Thursday, February 09, 2006

FISH FRY ISLAND STYLE

Take your fishing boat out for a morning, gather together a few friends and rellies, heat up the oil in the cookers, bring on some bread and butter and salad, and you have a Norfolk Island Fish Fry.
A marvellous way of entertaining and feeding a crowd, and maybe raising funds for a good cause.

Last weekend, there was a big Fish Fry out at the Parish Centre, and we fed about 110 people in great style with fish, chips and lots of delicious salads and island style dishes, including pilhi, muddha, and sweet island pies.......lemon, coconut, passionfruit and guava.

Frying the fish and chips, including preparing the batter, is definitely a man's role, and Duncan ("Coon"), Brian ("Golla"), Roy and Ray certainly did us proud. Edie, meanwhile, had decorated the hall beautifully, as well as making pies and trifle. Everyone brought dishes to share, and there were a couple of enormous succulent watermelons to share round.

The entertainment was definitely "island style" also, with the 4 Nobbs brothers and Michelle on keyboards, ukeleles (produced at Rocky Point Joinery), accordion, and mouth organ, Tony on ukele, and Wiggy strumming on his wonderful Tea Chest Bass. The music created a great spontaneous atmosphere, and not only was everyone singing along, but there was plenty of dancing...rock and roll, waltzing, disco, and Tahitian dancing, often all at the same time!

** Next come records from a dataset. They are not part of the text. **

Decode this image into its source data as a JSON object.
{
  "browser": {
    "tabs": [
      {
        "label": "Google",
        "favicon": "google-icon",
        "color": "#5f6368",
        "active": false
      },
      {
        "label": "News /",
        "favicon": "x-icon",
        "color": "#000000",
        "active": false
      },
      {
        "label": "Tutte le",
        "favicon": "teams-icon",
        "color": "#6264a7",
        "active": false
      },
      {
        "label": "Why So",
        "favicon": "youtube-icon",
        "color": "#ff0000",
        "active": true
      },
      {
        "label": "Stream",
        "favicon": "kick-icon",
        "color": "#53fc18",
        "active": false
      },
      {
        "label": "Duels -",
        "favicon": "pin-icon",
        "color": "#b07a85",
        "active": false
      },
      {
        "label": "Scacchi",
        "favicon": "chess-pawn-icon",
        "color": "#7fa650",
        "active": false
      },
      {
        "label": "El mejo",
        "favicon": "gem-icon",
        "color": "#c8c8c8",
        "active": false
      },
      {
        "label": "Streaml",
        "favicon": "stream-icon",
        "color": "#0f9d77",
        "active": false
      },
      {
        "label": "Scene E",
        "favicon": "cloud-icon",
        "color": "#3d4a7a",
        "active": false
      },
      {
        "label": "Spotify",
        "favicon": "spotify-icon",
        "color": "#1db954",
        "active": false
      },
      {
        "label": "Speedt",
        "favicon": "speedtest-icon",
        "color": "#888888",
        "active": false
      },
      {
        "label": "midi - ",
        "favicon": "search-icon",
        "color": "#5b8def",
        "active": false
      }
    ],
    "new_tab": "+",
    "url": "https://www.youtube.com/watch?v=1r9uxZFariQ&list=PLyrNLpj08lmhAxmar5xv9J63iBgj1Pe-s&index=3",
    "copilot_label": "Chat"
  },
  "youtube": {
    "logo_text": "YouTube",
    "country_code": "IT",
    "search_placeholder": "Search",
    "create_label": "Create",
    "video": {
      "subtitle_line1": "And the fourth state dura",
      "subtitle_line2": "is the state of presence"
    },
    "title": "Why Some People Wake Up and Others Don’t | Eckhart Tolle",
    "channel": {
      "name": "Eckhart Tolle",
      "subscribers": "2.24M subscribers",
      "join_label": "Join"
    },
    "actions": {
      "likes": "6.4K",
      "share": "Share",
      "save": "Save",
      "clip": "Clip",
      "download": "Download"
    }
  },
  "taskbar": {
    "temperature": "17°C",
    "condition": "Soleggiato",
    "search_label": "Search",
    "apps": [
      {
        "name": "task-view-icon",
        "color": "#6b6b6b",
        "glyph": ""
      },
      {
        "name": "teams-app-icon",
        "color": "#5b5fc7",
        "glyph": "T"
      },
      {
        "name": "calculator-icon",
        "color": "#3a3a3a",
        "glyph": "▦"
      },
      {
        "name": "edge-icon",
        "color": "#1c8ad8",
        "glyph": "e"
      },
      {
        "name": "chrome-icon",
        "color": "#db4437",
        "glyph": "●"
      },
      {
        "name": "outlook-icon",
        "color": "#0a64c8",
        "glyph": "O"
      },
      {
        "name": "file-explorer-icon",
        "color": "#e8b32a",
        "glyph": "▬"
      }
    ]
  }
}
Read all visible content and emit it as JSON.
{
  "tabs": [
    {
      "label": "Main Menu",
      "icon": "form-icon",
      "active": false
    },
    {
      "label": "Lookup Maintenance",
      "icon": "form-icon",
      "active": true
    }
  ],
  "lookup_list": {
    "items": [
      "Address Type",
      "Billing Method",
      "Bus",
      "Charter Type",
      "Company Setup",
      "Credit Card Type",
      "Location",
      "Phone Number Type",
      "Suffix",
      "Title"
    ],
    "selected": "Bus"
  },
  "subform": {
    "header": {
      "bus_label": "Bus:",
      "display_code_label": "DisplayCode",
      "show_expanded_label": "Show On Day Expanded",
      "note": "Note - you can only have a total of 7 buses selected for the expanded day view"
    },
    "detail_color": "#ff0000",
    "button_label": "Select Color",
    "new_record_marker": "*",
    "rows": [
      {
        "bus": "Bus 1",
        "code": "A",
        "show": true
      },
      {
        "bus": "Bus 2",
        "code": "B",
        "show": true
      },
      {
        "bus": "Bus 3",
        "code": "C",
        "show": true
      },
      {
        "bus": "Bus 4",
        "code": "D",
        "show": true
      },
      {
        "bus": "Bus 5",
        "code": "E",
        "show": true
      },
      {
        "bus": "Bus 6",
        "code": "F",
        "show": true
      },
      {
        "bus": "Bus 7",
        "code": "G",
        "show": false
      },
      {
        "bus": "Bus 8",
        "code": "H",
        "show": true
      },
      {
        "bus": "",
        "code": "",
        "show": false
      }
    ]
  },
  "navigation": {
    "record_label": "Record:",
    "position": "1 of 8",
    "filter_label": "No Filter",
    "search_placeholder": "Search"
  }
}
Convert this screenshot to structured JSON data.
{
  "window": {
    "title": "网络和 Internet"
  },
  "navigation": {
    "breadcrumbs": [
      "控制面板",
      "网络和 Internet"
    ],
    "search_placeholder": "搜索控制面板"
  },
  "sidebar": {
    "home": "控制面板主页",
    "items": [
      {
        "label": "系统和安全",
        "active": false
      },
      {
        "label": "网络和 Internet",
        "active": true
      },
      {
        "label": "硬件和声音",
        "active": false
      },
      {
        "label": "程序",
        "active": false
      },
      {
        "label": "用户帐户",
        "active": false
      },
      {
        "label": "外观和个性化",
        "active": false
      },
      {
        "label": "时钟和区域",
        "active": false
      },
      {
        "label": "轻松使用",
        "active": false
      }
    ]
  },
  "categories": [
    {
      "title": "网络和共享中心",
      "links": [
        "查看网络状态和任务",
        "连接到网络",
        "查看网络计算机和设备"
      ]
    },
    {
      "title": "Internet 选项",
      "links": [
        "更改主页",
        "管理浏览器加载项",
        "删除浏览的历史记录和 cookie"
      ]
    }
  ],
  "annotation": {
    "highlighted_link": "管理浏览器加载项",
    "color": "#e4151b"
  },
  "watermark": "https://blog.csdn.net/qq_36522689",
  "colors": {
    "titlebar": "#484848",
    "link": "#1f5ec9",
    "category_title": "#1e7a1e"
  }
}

The Fish Fry was planned by the recently formed Association of Bounty Descendants in Norfolk(usually called the Tahiti group) to raise funds to help entertain their Tahiti cousins when they come to help celebrate our sesqui-centenary Bounty Day on JUNE 8.

The association has been formed by the 26 Norfolkers who, last October, accepted the invitation to help their Tahitian cousins celebrate the 217th anniversary of the Bounty sailing in to Matavi Bay on October 23, 1788 (some months before the Mutiny.) Up until recently, the Norfolk Bounty descendants have only had close contact with the Bounty descendants on Pitcairn. So the Tahiti visit proved to be a very moving and emotional time, and they experienced intense feelings of kinship and of their common culture and ethnic roots, in spite of the language barrier. There were other Bounty descendants there too, from the Cook Islands, Pitcairn, Hawaii, Tubai and even Chile.

While the Norfolkers were in Tahiti, they were entertained, accommodated and fed right royally by the Tahitians, who, after years of having their cultural roots ignored by successive governments, were delighted to meet long-lost relatives who shared and valued the same heritage. The fact that David Buffett, one of our own Government ministers, was part of the group, gave the Tahitian group a measure of official government recognition in Tahiti, for which they were extremely grateful.

If the success of Saturday's get-together is anything to go by, we are all going to have a wonderful time in June.